The Impact of New Nigerian Petroleum Industry Bill (PIB) 2021 on Government and Contractor Take


Ibrahim Salahudin Mohamed, Hamid Mohamed Khattab, Said Kamel El-Sayed, Shady Galal Mohamed El-Rammah, 
Petroleum Engineering department, Faculty of Petroleum and Mining engineering, Suez,University, Egypt.
Mohsen Gad El-kareem El-Noby
Petroleum Engineering, Future University in Egypt.
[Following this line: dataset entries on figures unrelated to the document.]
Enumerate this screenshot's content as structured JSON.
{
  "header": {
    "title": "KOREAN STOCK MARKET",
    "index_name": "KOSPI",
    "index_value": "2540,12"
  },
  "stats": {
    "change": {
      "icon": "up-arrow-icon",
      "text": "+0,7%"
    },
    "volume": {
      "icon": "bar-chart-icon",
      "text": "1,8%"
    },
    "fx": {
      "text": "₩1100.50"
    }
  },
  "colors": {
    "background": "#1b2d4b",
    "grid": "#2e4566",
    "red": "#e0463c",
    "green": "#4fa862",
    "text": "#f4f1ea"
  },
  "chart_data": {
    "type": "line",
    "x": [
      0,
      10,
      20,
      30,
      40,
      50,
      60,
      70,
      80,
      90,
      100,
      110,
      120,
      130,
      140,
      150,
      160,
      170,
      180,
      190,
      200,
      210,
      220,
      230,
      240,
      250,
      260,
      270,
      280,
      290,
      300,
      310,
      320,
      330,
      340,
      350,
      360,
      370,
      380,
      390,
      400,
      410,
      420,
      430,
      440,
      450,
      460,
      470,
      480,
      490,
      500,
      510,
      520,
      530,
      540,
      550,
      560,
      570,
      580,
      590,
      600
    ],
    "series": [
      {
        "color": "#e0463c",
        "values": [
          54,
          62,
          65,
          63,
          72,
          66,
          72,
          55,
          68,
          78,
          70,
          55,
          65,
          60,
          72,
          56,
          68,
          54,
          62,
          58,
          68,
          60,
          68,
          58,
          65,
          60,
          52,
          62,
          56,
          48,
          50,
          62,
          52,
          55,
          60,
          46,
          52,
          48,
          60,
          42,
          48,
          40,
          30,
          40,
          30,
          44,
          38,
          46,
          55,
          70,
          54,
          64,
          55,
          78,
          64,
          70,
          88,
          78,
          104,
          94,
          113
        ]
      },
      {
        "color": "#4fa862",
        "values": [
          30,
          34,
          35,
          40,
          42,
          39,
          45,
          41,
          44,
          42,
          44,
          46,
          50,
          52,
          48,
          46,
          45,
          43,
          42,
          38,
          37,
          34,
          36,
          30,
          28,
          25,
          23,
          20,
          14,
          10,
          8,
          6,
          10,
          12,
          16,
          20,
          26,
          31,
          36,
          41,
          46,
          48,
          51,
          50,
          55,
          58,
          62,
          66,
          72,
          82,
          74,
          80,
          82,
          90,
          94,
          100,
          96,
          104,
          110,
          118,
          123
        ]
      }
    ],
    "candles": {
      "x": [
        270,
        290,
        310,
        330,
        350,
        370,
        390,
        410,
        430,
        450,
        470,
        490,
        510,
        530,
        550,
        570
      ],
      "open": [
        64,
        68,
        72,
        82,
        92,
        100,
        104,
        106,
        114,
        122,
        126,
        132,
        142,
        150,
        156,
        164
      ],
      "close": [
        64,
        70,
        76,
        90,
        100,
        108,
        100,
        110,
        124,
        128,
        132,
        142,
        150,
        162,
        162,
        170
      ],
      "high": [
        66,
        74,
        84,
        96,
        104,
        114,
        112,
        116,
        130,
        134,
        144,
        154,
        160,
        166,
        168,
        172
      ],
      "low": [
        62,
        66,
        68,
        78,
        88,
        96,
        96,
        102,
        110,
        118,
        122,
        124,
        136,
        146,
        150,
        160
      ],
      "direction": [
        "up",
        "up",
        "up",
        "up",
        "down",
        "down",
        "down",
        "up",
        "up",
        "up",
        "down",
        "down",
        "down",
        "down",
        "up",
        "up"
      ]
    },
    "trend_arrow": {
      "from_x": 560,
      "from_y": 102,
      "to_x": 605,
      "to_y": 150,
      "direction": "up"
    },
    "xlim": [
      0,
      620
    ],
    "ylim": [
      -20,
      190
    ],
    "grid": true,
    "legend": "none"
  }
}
In this research paper, the impact of the new Nigerian Petroleum Industry Bill (PIB) 2021 on both the government and the contractor take is investigated in detail. For the purpose of this study, three different simulated reservoir sizes are assumed for onshore, shallow water, and deep water terrains using QUE$TOR software. These base cases are 40 MM bbl, 100 MM bbl, and 1000 MM bbl oil in place. A detailed cash flow model of the new bill is developed to evaluate the terrain-based performance using selected profitability indicators such as internal rate of return (IRR), Profitability Index (PI ), discounted and undiscounted take of both the contractor and the government. To evaluate the impact of the selected variables on the selected indicator, Crystal Ball is used to perform the Monte Carlo simulation approach. Based on stochastic analysis, our results show that both IRR and PI are higher for onshore concessions in comparison with both shallow and deep water concessions. On the other hand, the contractor’s take for deep water concessions is significantly higher than the onshore and shallow water fields. The key feature of the proposed PIB 2021 is that it provides the government with increasing take with increasing the reservoir size. This progressive feature may encourage the contractors to develop the small and marginal fields which have low profitability under the current fiscal systems. Finally, the contractor take is reported to be the lowest for shallow water concessions. This lower take may discourage the investors from investing in shallow water concessions unless proper incentives are provided.